- The paper presents CF-GNN, a framework integrating conformal prediction with graph neural networks to provide guaranteed uncertainty quantification.
- It introduces a topology-aware output correction model that refines predictions using network structure, reducing prediction set sizes by up to 74%.
- Extensive experiments across 15 datasets demonstrate that CF-GNN achieves target marginal coverage and strong empirical conditional coverage in node classification and regression.
The paper "Uncertainty Quantification over Graph with Conformalized Graph Neural Networks" (2305.14535) introduces CF-GNN, a novel framework that extends conformal prediction to GNNs, enabling rigorous uncertainty quantification for graph-structured data. This approach provides prediction sets or intervals with a guaranteed coverage probability, addressing a critical gap in GNN deployment where the cost of errors is significant.

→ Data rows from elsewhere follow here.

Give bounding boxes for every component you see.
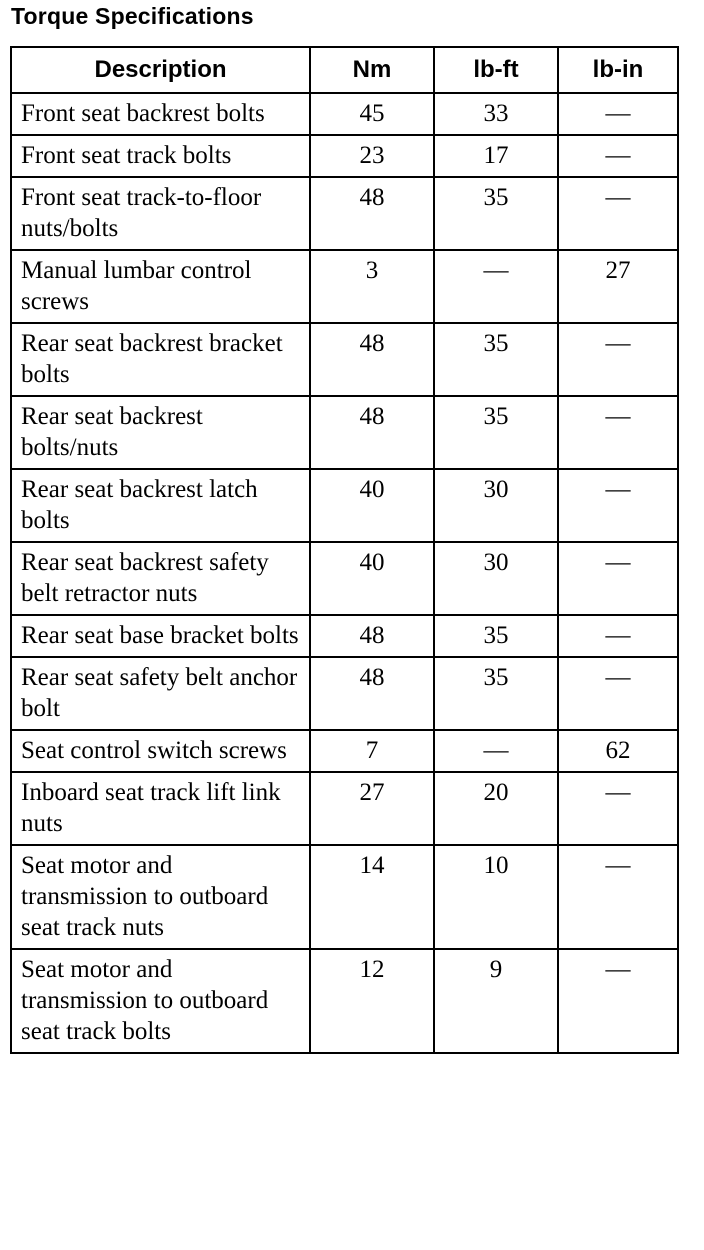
cell-lbin: 62 <box>558 730 678 772</box>
cell-lbin: — <box>558 93 678 135</box>
cell-lbin: — <box>558 323 678 396</box>
cell-lbft: 35 <box>434 396 558 469</box>
table-row <box>11 135 678 177</box>
table-row <box>11 396 678 469</box>
cell-lbft: — <box>434 730 558 772</box>
cell-nm: 7 <box>310 730 434 772</box>
cell-lbft: — <box>434 250 558 323</box>
cell-nm: 12 <box>310 949 434 1053</box>
cell-nm: 48 <box>310 177 434 250</box>
table-row <box>11 949 678 1053</box>
table-row <box>11 469 678 542</box>
header-lbft: lb-ft <box>434 47 558 93</box>
cell-description: Rear seat backrest safety belt retractor nuts <box>11 542 310 615</box>
cell-nm: 48 <box>310 615 434 657</box>
torque-spec-table <box>10 46 679 1054</box>
cell-lbin: 27 <box>558 250 678 323</box>
cell-lbft: 30 <box>434 469 558 542</box>
table-row <box>11 772 678 845</box>
header-description: Description <box>11 47 310 93</box>
cell-lbin: — <box>558 469 678 542</box>
table-row <box>11 657 678 730</box>
cell-nm: 45 <box>310 93 434 135</box>
cell-description: Manual lumbar control screws <box>11 250 310 323</box>
cell-lbin: — <box>558 615 678 657</box>
page-title: Torque Specifications <box>11 3 254 29</box>
table-row <box>11 615 678 657</box>
table-row <box>11 250 678 323</box>
cell-lbin: — <box>558 845 678 949</box>
cell-description: Rear seat backrest bracket bolts <box>11 323 310 396</box>
table-row <box>11 542 678 615</box>
cell-lbin: — <box>558 772 678 845</box>
table-row <box>11 93 678 135</box>
cell-lbft: 33 <box>434 93 558 135</box>
table-row <box>11 323 678 396</box>
cell-lbin: — <box>558 657 678 730</box>
cell-description: Seat control switch screws <box>11 730 310 772</box>
cell-lbft: 9 <box>434 949 558 1053</box>
table-row <box>11 177 678 250</box>
cell-lbin: — <box>558 177 678 250</box>
cell-description: Rear seat backrest latch bolts <box>11 469 310 542</box>
cell-lbin: — <box>558 135 678 177</box>
cell-description: Front seat backrest bolts <box>11 93 310 135</box>
cell-description: Front seat track bolts <box>11 135 310 177</box>
cell-lbin: — <box>558 542 678 615</box>
cell-lbft: 35 <box>434 615 558 657</box>
table-body <box>11 93 678 1053</box>
cell-description: Rear seat safety belt anchor bolt <box>11 657 310 730</box>
table-row <box>11 730 678 772</box>
cell-description: Front seat track-to-floor nuts/bolts <box>11 177 310 250</box>
cell-lbft: 20 <box>434 772 558 845</box>
cell-nm: 40 <box>310 469 434 542</box>
cell-nm: 48 <box>310 323 434 396</box>
cell-nm: 3 <box>310 250 434 323</box>
cell-nm: 23 <box>310 135 434 177</box>
cell-lbft: 35 <box>434 177 558 250</box>
cell-lbft: 10 <box>434 845 558 949</box>
header-lbin: lb-in <box>558 47 678 93</box>
cell-description: Seat motor and transmission to outboard seat track bolts <box>11 949 310 1053</box>
cell-nm: 40 <box>310 542 434 615</box>
cell-description: Rear seat base bracket bolts <box>11 615 310 657</box>
cell-lbin: — <box>558 396 678 469</box>
cell-lbft: 35 <box>434 323 558 396</box>
cell-nm: 14 <box>310 845 434 949</box>
cell-lbin: — <box>558 949 678 1053</box>
cell-lbft: 35 <box>434 657 558 730</box>
table-row <box>11 845 678 949</box>
cell-description: Seat motor and transmission to outboard seat track nuts <box>11 845 310 949</box>
header-nm: Nm <box>310 47 434 93</box>
cell-description: Inboard seat track lift link nuts <box>11 772 310 845</box>
cell-description: Rear seat backrest bolts/nuts <box>11 396 310 469</box>
cell-lbft: 30 <box>434 542 558 615</box>
cell-nm: 48 <box>310 396 434 469</box>
cell-lbft: 17 <box>434 135 558 177</box>
cell-nm: 27 <box>310 772 434 845</box>
table-header-row <box>11 47 678 93</box>
cell-nm: 48 <box>310 657 434 730</box>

Addressing Exchangeability in Graph Data
A key contribution of the paper lies in establishing the validity of conformal prediction for graphs in transductive settings. The paper demonstrates that standard conformal prediction remains valid if the non-conformity score is invariant to the ordering of calibration and test samples, a condition readily satisfied by many GNN models. This permutation invariance enables the application of conformal prediction to GNNs without compromising statistical guarantees.
Topology-Aware Output Correction Model
To enhance the efficiency of conformal prediction, the authors propose a topology-aware correction model that learns to update predictions based on network structure. This model leverages the observed correlation between non-conformity scores and network topology to refine predictions and reduce the size of prediction sets or the length of prediction intervals. The correction model is trained by minimizing a differentiable inefficiency loss that simulates the CP set sizes or interval lengths, aligning with the theoretical framework of graph exchangeability to ensure valid coverage guarantees.

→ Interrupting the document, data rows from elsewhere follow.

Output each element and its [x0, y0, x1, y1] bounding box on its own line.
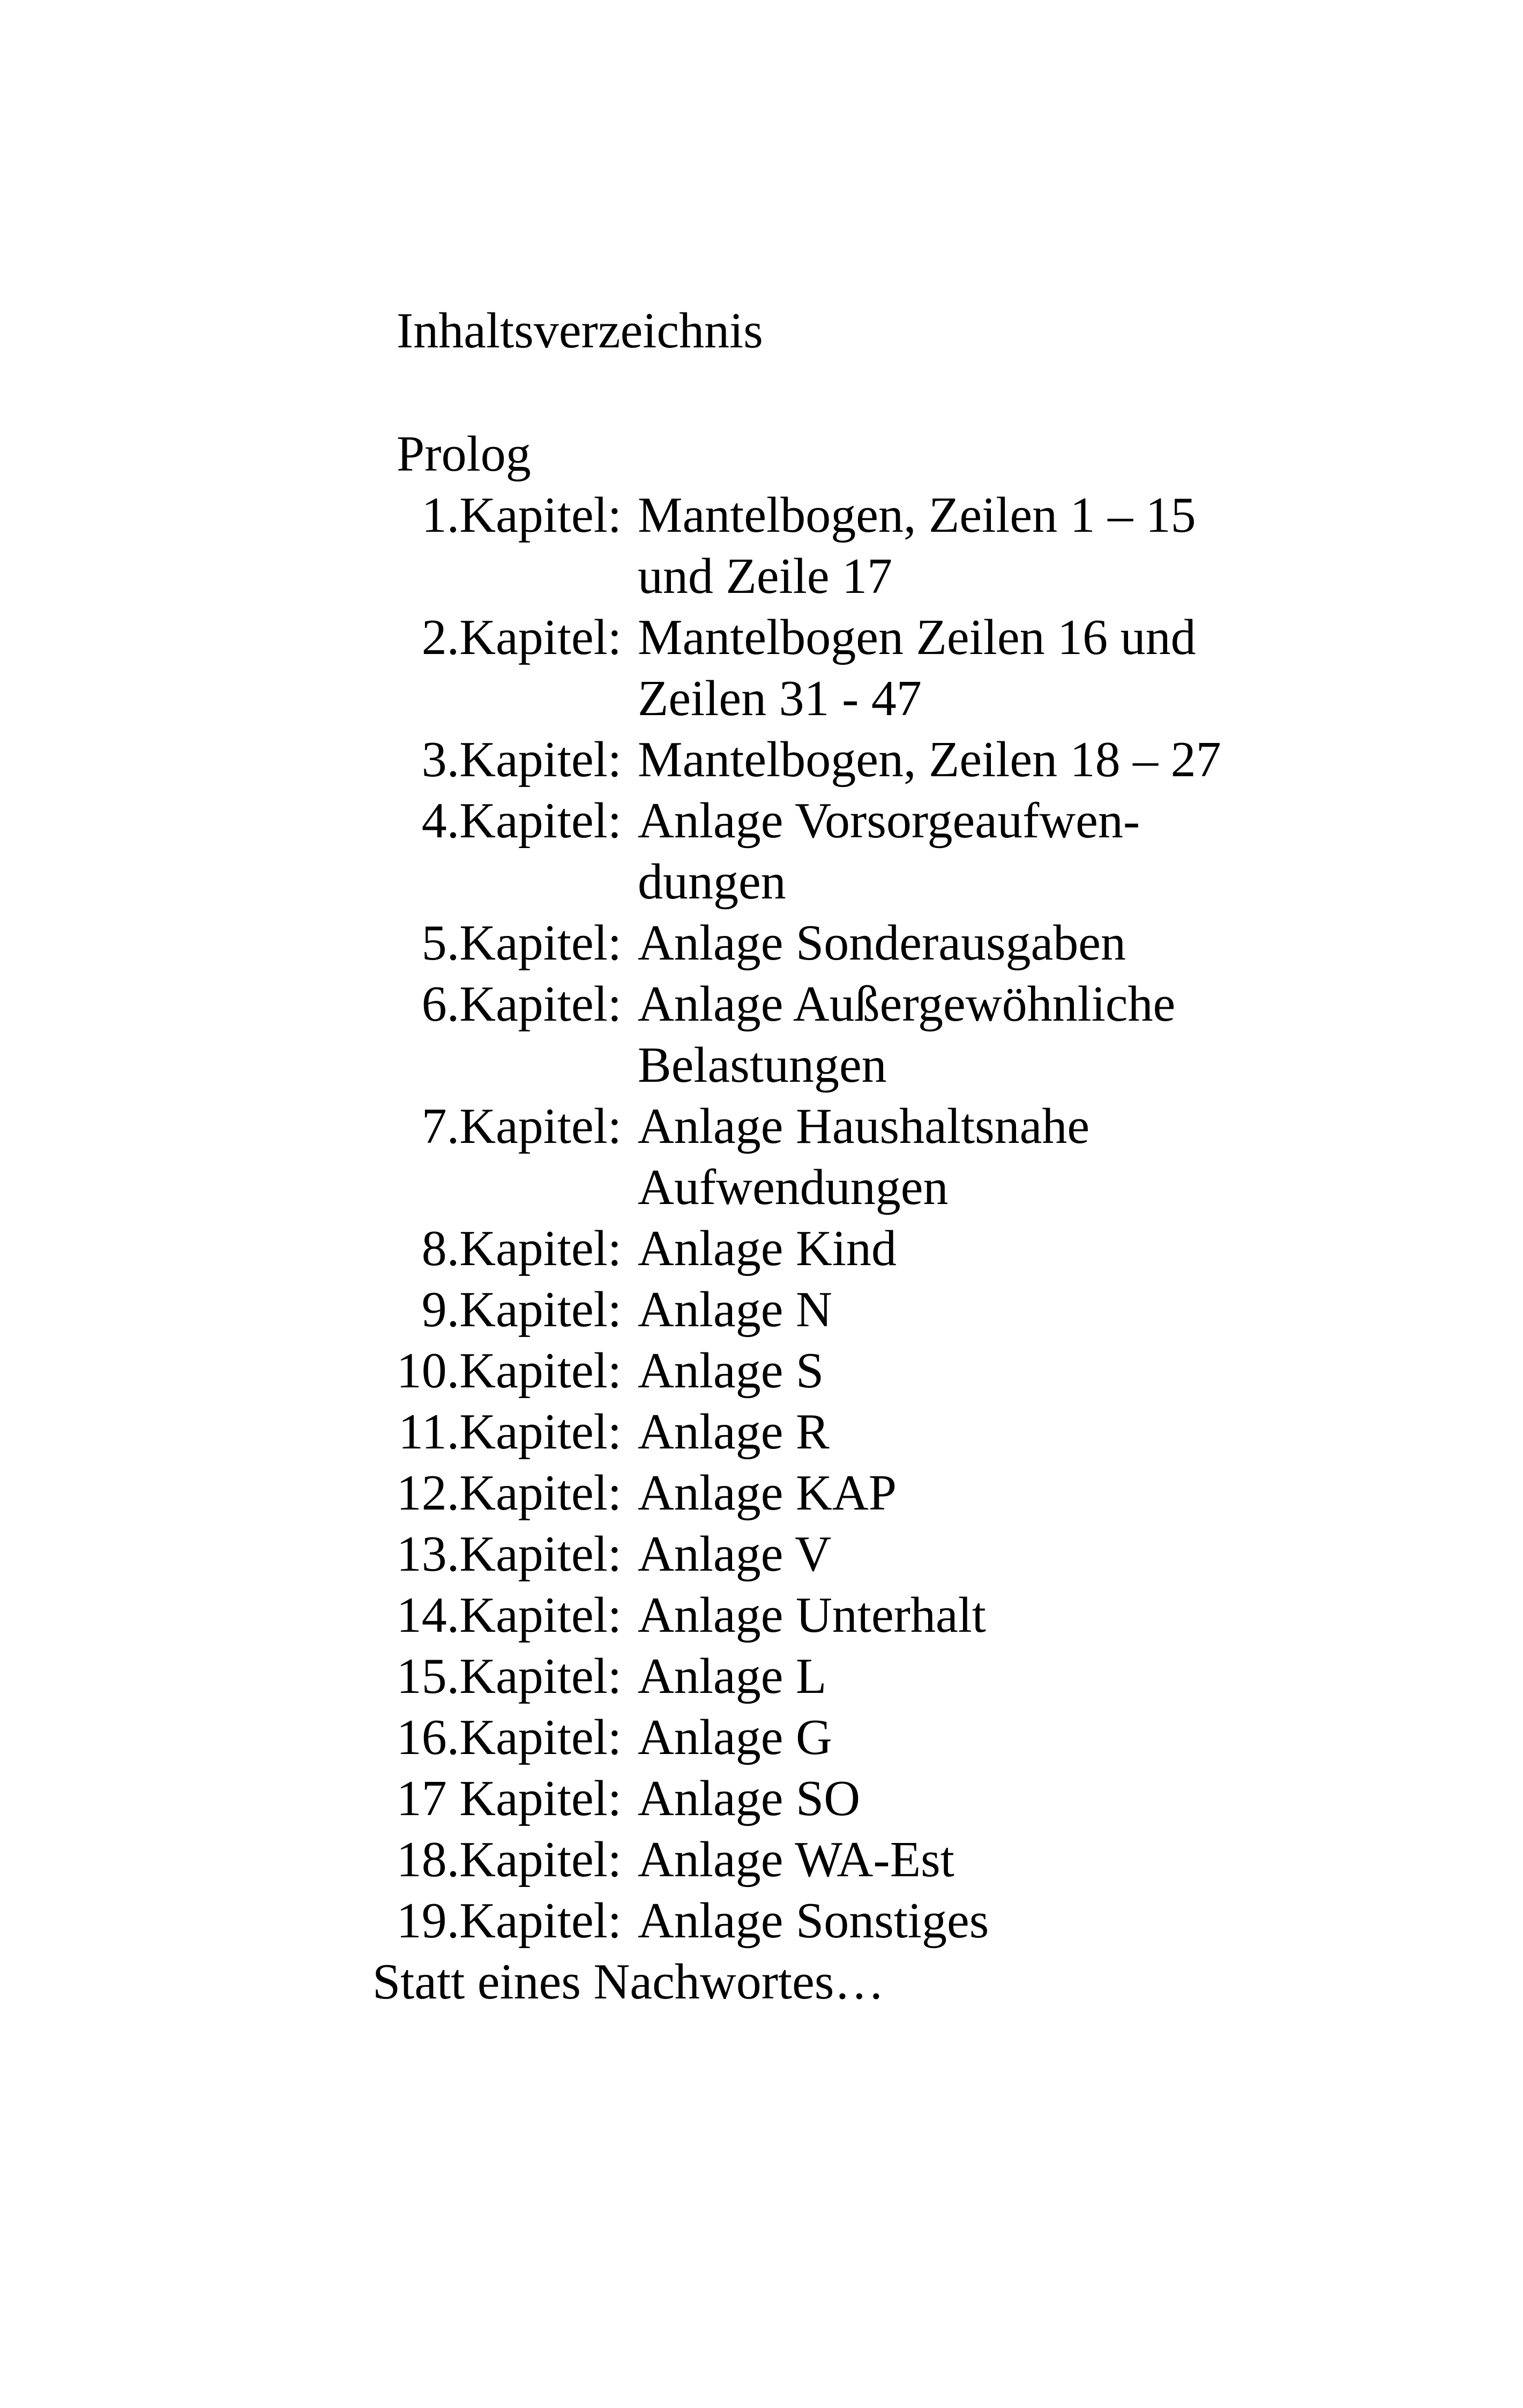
toc-entry [354, 485, 1275, 607]
toc-entry [354, 1707, 1275, 1768]
toc-entry [354, 1829, 1275, 1890]
chapter-title: Anlage Außergewöhnliche Belastungen [638, 976, 1176, 1093]
chapter-label: 15.Kapitel: [396, 1648, 622, 1704]
chapter-label: 19.Kapitel: [396, 1893, 622, 1949]
chapter-title: Anlage SO [638, 1771, 861, 1826]
toc-entry [354, 1890, 1275, 1951]
toc-entry [354, 1523, 1275, 1585]
chapter-label: 1.Kapitel: [421, 487, 622, 543]
toc-entry [354, 1096, 1275, 1218]
chapter-title: Mantelbogen, Zeilen 18 – 27 [638, 732, 1221, 787]
chapter-label: 9.Kapitel: [421, 1282, 622, 1337]
toc-entry [354, 1646, 1275, 1707]
chapter-title: Mantelbogen, Zeilen 1 – 15 und Zeile 17 [638, 487, 1196, 604]
chapter-label: 3.Kapitel: [421, 732, 622, 787]
toc-epilogue: Statt eines Nachwortes… [372, 1954, 885, 2010]
toc-entry [354, 1585, 1275, 1646]
toc-entry [354, 1401, 1275, 1462]
toc-prolog: Prolog [397, 426, 531, 482]
toc-entry [354, 973, 1275, 1096]
chapter-label: 11.Kapitel: [398, 1404, 622, 1460]
chapter-title: Anlage WA-Est [638, 1832, 954, 1887]
toc-entry [354, 1218, 1275, 1279]
chapter-title: Anlage G [638, 1710, 832, 1765]
chapter-title: Anlage Unterhalt [638, 1587, 986, 1643]
toc-entry [354, 729, 1275, 790]
chapter-label: 7.Kapitel: [421, 1098, 622, 1154]
chapter-title: Anlage R [638, 1404, 830, 1460]
chapter-title: Anlage Vorsorgeaufwen-dungen [638, 793, 1140, 910]
chapter-title: Anlage Sonderausgaben [638, 915, 1126, 971]
toc-entry [354, 1340, 1275, 1401]
chapter-label: 5.Kapitel: [421, 915, 622, 971]
toc-list [354, 485, 1275, 1951]
chapter-title: Anlage S [638, 1343, 824, 1399]
chapter-label: 4.Kapitel: [421, 793, 622, 849]
chapter-label: 6.Kapitel: [421, 976, 622, 1032]
chapter-label: 10.Kapitel: [396, 1343, 622, 1399]
chapter-title: Anlage V [638, 1526, 832, 1582]
chapter-title: Anlage Haushaltsnahe Aufwendungen [638, 1098, 1090, 1215]
chapter-label: 18.Kapitel: [396, 1832, 622, 1887]
toc-entry [354, 1768, 1275, 1829]
toc-entry [354, 790, 1275, 912]
chapter-title: Anlage Sonstiges [638, 1893, 989, 1949]
toc-entry [354, 912, 1275, 973]
chapter-title: Anlage KAP [638, 1465, 897, 1521]
chapter-title: Anlage N [638, 1282, 832, 1337]
chapter-label: 16.Kapitel: [396, 1710, 622, 1765]
chapter-title: Mantelbogen Zeilen 16 und Zeilen 31 - 47 [638, 610, 1196, 726]
chapter-label: 12.Kapitel: [396, 1465, 622, 1521]
toc-entry [354, 1279, 1275, 1340]
chapter-title: Anlage L [638, 1648, 827, 1704]
chapter-label: 8.Kapitel: [421, 1221, 622, 1276]
toc-heading: Inhaltsverzeichnis [397, 303, 763, 359]
chapter-label: 13.Kapitel: [396, 1526, 622, 1582]
chapter-label: 2.Kapitel: [421, 610, 622, 665]
toc-entry [354, 607, 1275, 729]
chapter-label: 14.Kapitel: [396, 1587, 622, 1643]
toc-entry [354, 1462, 1275, 1523]
chapter-label: 17 Kapitel: [396, 1771, 622, 1826]
chapter-title: Anlage Kind [638, 1221, 897, 1276]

The paper presents extensive experimental results across 15 datasets for both node classification and regression tasks. CF-GNN consistently achieves pre-defined target marginal coverage, outperforming existing UQ methods that often fail to meet coverage guarantees. Furthermore, CF-GNN significantly reduces the prediction set sizes or interval lengths by up to 74% compared to direct application of conformal prediction to GNNs. The method also demonstrates strong empirical conditional coverage over various network features.

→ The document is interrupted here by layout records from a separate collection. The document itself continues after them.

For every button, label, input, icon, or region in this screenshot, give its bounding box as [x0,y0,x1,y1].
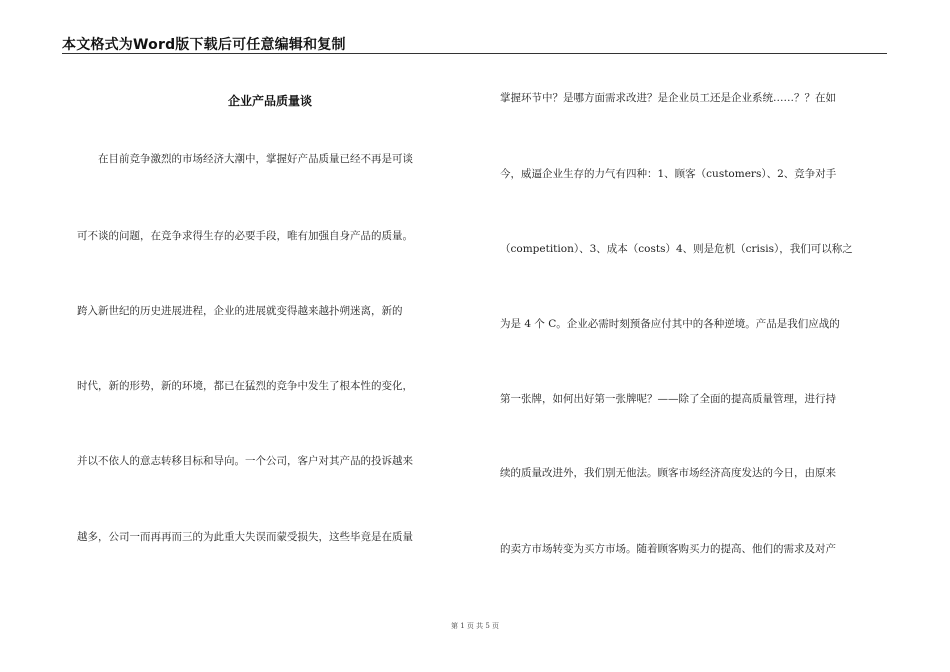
right-line-6: 续的质量改进外，我们别无他法。顾客市场经济高度发达的今日，由原来 [500,467,836,479]
right-line-1: 掌握环节中？是哪方面需求改进？是企业员工还是企业系统……？？在如 [500,92,836,104]
left-line-4: 时代，新的形势，新的环境，都已在猛烈的竞争中发生了根本性的变化， [77,380,413,392]
download-banner: 本文格式为Word版下载后可任意编辑和复制 [62,37,346,53]
right-line-5: 第一张牌，如何出好第一张牌呢？——除了全面的提高质量管理，进行持 [500,393,836,405]
right-line-3: （competition）、3、成本（costs）4、则是危机（crisis），我们可以称之 [500,243,853,255]
header-divider [62,53,887,54]
right-line-7: 的卖方市场转变为买方市场。随着顾客购买力的提高、他们的需求及对产 [500,543,836,555]
left-line-6: 越多，公司一而再再而三的为此重大失误而蒙受损失，这些毕竟是在质量 [77,531,413,543]
document-title: 企业产品质量谈 [227,94,312,108]
left-line-3: 跨入新世纪的历史进展进程，企业的进展就变得越来越扑朔迷离，新的 [77,305,403,317]
right-line-4: 为是 4 个 C。企业必需时刻预备应付其中的各种逆境。产品是我们应战的 [500,318,840,330]
left-line-1: 在目前竞争激烈的市场经济大潮中，掌握好产品质量已经不再是可谈 [77,153,413,165]
left-line-2: 可不谈的问题，在竞争求得生存的必要手段，唯有加强自身产品的质量。 [77,230,413,242]
left-line-5: 并以不依人的意志转移目标和导向。一个公司，客户对其产品的投诉越来 [77,455,413,467]
page-number: 第 1 页 共 5 页 [450,622,500,630]
right-line-2: 今，威逼企业生存的力气有四种：1、顾客（customers）、2、竞争对手 [500,168,837,180]
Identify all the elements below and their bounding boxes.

Implications and Future Directions
The CF-GNN framework offers a practical approach to uncertainty quantification in GNNs, providing statistically sound and efficient prediction sets or intervals. By addressing the challenges of exchangeability in graph data and incorporating topology-aware corrections, this research advances the reliable deployment of GNNs in critical applications. Future research directions include generalizing the inefficiency loss to other desirable CP properties such as robustness and conditional coverage, extensions to inductive settings or transductive but non-random split settings, and extensions to other graph tasks such as link prediction, community detection, and so on.